Long-Term Gains Seen for Kids Who Leave Poor Neighborhoods

But the new analysis by Harvard University researchers Raj Chetty, Nathaniel Hendren, and Mr. Katz indicates that the community where children live has a significant impact over time-and the longer they live in low-poverty neighborhoods, the more opportunities they’ll have as adults.

The researchers linked the data from the Moving to Opportunity experiment-which was conducted from 1994 to 1998 and included about 4,600 families from Baltimore, Boston, Chicago, Los Angeles, and New York-to federal income-tax records. They found that children who moved to low-poverty neighborhoods before age 13 earned an annual income as adults that was $3,477, or 31 percent, higher than their counterparts who stayed in high-poverty neighborhoods.

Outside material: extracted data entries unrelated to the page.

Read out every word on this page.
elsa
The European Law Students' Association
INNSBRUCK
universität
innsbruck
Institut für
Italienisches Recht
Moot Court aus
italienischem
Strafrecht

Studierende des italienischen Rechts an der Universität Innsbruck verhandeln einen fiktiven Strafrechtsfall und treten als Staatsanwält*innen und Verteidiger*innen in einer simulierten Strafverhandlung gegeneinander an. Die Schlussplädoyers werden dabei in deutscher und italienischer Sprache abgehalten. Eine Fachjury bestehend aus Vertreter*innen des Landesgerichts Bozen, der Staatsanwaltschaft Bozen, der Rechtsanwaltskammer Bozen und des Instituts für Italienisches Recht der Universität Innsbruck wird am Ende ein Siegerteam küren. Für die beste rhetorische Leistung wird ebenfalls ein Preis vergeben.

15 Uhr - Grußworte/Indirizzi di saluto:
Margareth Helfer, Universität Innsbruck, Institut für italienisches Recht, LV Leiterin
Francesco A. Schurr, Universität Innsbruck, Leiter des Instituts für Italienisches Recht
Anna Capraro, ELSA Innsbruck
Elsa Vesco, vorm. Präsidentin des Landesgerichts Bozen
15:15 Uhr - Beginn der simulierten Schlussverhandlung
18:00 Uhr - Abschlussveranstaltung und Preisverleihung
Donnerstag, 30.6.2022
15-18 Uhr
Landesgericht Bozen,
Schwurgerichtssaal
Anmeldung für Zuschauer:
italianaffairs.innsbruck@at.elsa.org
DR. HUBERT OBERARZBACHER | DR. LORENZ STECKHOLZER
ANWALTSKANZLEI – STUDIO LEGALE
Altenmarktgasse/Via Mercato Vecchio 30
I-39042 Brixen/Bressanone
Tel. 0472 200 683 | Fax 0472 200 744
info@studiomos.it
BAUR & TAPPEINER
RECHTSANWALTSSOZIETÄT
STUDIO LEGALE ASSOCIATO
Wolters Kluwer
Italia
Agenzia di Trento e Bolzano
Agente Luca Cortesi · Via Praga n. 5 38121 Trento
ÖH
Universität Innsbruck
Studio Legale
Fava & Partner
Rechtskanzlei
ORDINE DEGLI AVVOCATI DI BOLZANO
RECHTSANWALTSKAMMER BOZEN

They were also more likely to attend college and attend a better college, and less likely to live in a low-income neighborhood as adults as well. The women were also less likely to be single parents. “This overturns the conventional wisdom on the effects of the Moving to Opportunity study,” said Adam Gamoran, the president of the William T. Grant Foundation, which funds research on how inequalities affect U.S. children, though it was not involved in the new studies. “It’s leading us to believe that moving to a new neighborhood does have effects on longer-term outcomes.”